Eu não era esse alcoólatra que falavam.
Resolvia meus problemas no álcool por escolha.
Criei algumas mudanças na rotina, para poder
“recomeçar”.
Uma caminhada de manhã.
Correção de horários para dormir.
Uma alimentação saudável.
Nada de bebidas alcóolicas.
E até boxe comecei.
Depois de uma semana, percebi que mesmo que a nova
rotina fosse mais saudável para mim, eu só estava me enganando.
Arrumando mudanças como se a mudança fosse me
salvar.
Voltei aos meus horários fudidos e a alimentação
despretensiosa.
A caminhada fazia as vezes, mais para me conectar
com uma desaceleração de ritmo mesmo.
O álcool eu continuei afastado.
As últimas ressacas me levaram para lugares
sombrios que eu não tinha intenção de voltar.
Saberia a hora de beber sem me preocupar com esse
lugar.
E o boxe virou uma atividade interessante que
perdeu o caráter diário, mas que fazia pelo menos duas vezes na semana.
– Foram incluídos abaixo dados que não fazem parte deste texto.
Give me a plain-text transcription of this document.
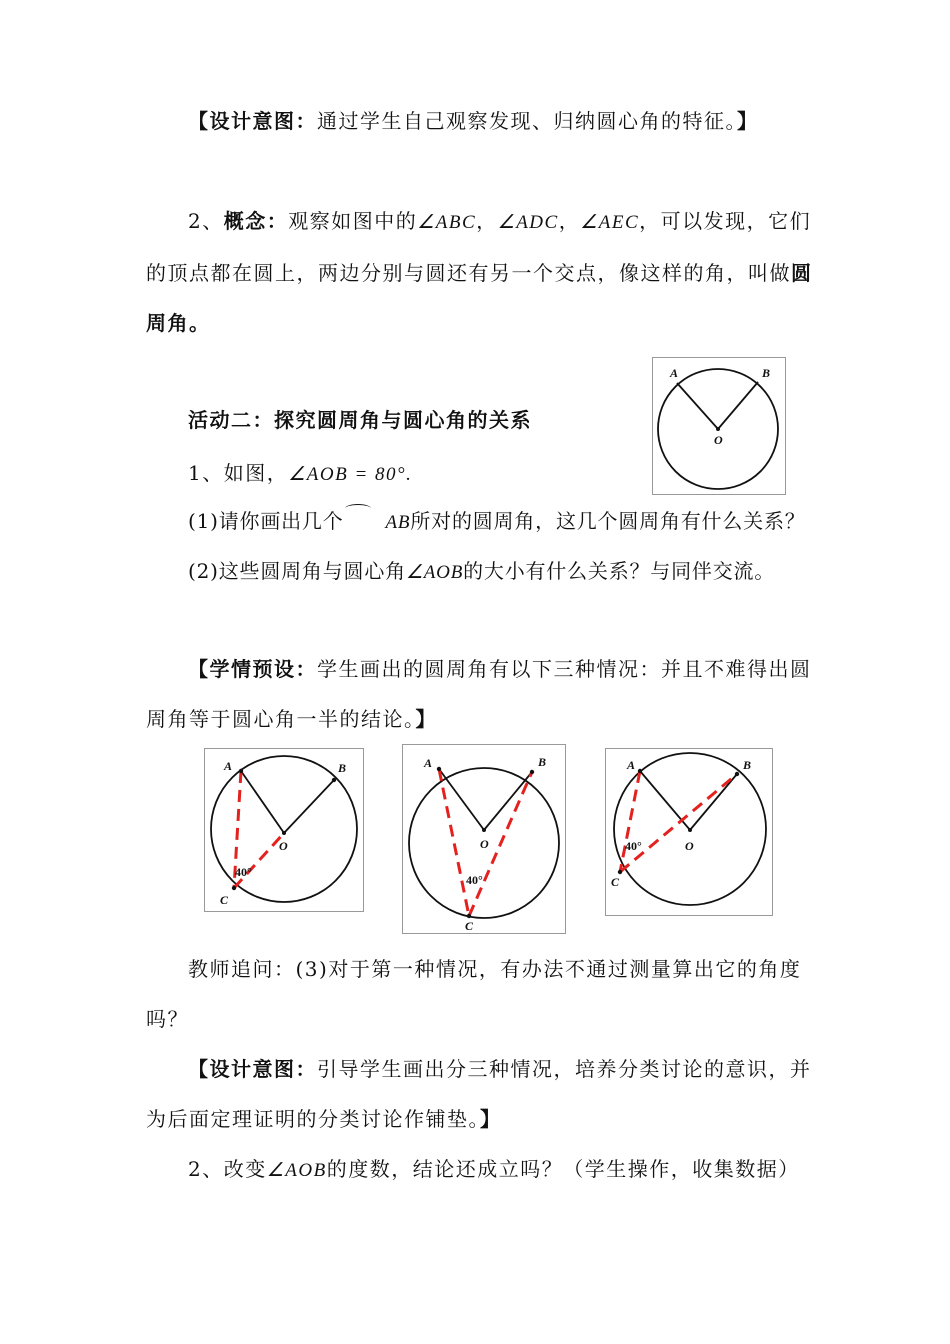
【设计意图：通过学生自己观察发现、归纳圆心角的特征。】

2、概念：观察如图中的∠ABC，∠ADC，∠AEC，可以发现，它们的顶点都在圆上，两边分别与圆还有另一个交点，像这样的角，叫做圆周角。

活动二：探究圆周角与圆心角的关系

A	B
O

1、如图，∠AOB = 80°.

(1)请你画出几个 AB所对的圆周角，这几个圆周角有什么关系？

(2)这些圆周角与圆心角∠AOB的大小有什么关系？与同伴交流。

【学情预设：学生画出的圆周角有以下三种情况：并且不难得出圆周角等于圆心角一半的结论。】

A	B
O
C
40°
A	B
O
C
40°
A	B
O
C
40°

教师追问：(3)对于第一种情况，有办法不通过测量算出它的角度吗？

【设计意图：引导学生画出分三种情况，培养分类讨论的意识，并为后面定理证明的分类讨论作铺垫。】

2、改变∠AOB的度数，结论还成立吗？（学生操作，收集数据）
Em um desses treinos, encontrei minha primeira
terapeuta.
E nosso constrangimento era visível.
Uma sessão foi o suficiente para explodir nossas
cabeças.
Ali achei melhor manter meu foco e apenas
cumprimentei com a cabeça enquanto ela sorria de volta.
Eu estava voltando para uma fase na vida onde eu
conseguia enxergar as coisas novamente.
Falta de controle da minha vida nunca foi problema.
Mas tudo ao meu redor tinha sido abalado pelo
terremoto que se passou.
A vida adulta me cobrava decisões responsáveis e eu
sempre gostei de manter esse quesito fora do discurso, e sim na prática.
Todas as minhas decisões irresponsáveis foram conscientes
e com objetivos claros.
Essa era a loucura da minha balança moral.
A Mafiosa não ia ficar muito tempo presa.
Família de mafiosos e podre de rica.
Eu tinha decidido não vê-la mais.
Matá-la da minha memória e vida.
Mesmo com toda a problemática que ela viria a
causar na minha vida.
Eu pensava nisso e ficava com vontade de fumar.
Costume esse que já estava afastado a bastante
tempo.
Eu entrei nessa dança sem querer dançar.
Fui jogado lá e apontado como todo o mal do mundo.
Virei um bode expiatório para quem quisesse.
Eu podia me lamentar por horas, mas isso só iria me
envelhecer anos em dias.
Além disso eu tenho um nó na garganta que me impede
e uma ferida aberta no peito.
Os dias vem sendo pesados.
Eu respiro com dificuldade e cada passo é 20 vezes
calculado.
A vida se tornou um pouco mais assustadora.
Minhas referências se bagunçaram.
Mas eu estava de volta.
Para onde?
Ninguém saberia dizer.
Nem mesmo minha ex terapeuta de uma única sessão.